Hubs is a United States soldier. He was also a Marine. We learned in the USMC that once a Marine always a Marine and have never forgotten that code. We learned that having freedom can be a scary thing. Especially when freedom allows you the rights to fight and the right to die. But in the Army is where we became a family. In the Army is where we will teach and encourage our children to fight for their freedoms (at home) and learn about the emotions you can experience.

Being a military family we experience a gamut of emotions in our lives. Excitement about moving to a new base; fear about moving to a new base. Sadness leaving old friends behind; joy in meeting new friends. Loss when family members back home pass away or experience a joy in their lives you wish you could be present for. Loss for when a “family” member here doesn’t come home after a deployment. The butterflies in your stomach when you see your husband for the first time in a year and the feeling of him seeing his new daughter for the first time.

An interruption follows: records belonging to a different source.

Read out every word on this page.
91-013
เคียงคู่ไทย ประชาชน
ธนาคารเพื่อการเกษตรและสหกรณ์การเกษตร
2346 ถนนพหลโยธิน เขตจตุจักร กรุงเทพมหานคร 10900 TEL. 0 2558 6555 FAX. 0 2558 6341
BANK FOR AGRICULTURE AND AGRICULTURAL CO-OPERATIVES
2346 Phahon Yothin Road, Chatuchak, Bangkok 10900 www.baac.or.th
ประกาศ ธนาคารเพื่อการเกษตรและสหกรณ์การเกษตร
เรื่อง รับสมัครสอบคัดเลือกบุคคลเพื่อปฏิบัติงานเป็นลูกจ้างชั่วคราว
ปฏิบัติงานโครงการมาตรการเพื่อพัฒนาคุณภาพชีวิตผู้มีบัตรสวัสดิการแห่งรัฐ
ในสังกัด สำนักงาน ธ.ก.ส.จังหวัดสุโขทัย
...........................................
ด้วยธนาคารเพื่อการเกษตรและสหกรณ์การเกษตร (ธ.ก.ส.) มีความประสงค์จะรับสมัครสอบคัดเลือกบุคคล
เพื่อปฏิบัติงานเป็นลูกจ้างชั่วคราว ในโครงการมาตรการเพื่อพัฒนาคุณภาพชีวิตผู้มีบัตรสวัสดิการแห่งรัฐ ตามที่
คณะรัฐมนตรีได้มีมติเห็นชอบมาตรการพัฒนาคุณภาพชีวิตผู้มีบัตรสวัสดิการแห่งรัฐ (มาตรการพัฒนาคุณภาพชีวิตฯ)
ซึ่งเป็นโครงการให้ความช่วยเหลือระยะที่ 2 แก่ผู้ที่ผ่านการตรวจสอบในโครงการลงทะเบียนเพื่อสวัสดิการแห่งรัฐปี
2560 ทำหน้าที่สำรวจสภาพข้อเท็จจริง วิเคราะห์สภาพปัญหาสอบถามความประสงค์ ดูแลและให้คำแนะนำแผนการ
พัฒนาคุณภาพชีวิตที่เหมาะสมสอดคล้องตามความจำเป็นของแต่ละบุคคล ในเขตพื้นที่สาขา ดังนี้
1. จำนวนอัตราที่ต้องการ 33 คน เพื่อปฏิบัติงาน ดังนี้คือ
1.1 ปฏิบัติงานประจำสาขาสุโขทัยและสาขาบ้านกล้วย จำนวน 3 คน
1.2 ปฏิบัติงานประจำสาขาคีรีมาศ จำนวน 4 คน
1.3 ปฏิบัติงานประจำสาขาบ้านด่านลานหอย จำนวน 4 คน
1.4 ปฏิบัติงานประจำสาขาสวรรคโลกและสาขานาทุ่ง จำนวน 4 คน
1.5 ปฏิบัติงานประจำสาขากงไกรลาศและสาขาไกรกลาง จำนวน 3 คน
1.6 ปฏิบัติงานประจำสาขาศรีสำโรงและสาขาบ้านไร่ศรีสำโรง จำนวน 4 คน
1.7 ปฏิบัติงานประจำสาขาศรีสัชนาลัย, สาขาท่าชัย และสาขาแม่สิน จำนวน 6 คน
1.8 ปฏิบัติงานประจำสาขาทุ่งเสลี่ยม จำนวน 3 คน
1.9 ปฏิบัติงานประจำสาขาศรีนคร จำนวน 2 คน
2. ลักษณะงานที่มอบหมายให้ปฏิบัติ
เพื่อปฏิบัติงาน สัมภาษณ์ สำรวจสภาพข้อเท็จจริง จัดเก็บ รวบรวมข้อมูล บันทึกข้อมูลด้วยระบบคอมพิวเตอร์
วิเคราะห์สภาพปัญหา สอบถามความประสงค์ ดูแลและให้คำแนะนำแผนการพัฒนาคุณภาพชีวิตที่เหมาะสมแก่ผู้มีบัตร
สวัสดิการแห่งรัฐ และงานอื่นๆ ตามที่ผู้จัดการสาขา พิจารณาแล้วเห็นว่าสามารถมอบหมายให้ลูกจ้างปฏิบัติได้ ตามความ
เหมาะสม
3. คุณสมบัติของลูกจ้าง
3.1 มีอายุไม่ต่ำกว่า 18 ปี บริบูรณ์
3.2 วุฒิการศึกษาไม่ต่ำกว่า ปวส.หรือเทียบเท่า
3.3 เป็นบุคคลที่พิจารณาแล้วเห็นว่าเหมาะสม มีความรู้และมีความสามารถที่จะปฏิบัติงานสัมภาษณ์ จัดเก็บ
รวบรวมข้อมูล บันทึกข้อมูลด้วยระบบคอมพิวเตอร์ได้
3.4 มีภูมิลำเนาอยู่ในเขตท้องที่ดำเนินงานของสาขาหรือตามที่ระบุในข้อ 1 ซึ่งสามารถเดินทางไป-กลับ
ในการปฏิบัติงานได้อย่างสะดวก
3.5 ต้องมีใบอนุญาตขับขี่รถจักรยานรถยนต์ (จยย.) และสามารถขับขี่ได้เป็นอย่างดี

We, as a family, have experienced it all. But as a mother of two ASD children; how do you teach those emotions? I want them to experience all the positive feelings Hubs and I have (not always the negative) but I want them to also understand the reason behind why people cry at a 21 gun salute or put their hand over their heart when they see a American flag at half staff.

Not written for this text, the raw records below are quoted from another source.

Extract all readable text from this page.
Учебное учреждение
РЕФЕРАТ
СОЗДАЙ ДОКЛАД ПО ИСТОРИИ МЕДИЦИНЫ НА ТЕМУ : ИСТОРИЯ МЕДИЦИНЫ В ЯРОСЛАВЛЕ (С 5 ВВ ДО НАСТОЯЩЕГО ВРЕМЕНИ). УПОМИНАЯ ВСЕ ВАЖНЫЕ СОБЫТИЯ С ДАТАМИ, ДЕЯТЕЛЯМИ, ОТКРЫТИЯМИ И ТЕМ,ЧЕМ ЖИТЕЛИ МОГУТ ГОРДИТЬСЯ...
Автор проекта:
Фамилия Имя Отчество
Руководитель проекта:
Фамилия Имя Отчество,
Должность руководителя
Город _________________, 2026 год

I am proud of my husband. I am proud of our Army family. We are truly a strong and unique group. In the coming blog posts I hope to open up about my experiences a bit more. I want everyone to understand that you can do it. It? Anything. I made it through what should have been a year that broke me. But solely knowing that someone has walked my path before and someone will walk it behind me; pushed me to move forward and walk by faith.

Tomorrow, I will post ways to help your ASD child understand the meaning behind Memorial Day. I will do it not just so my own will understand, but in hopes you share it with yours. Knowledge is power and being empowered means a life worth living.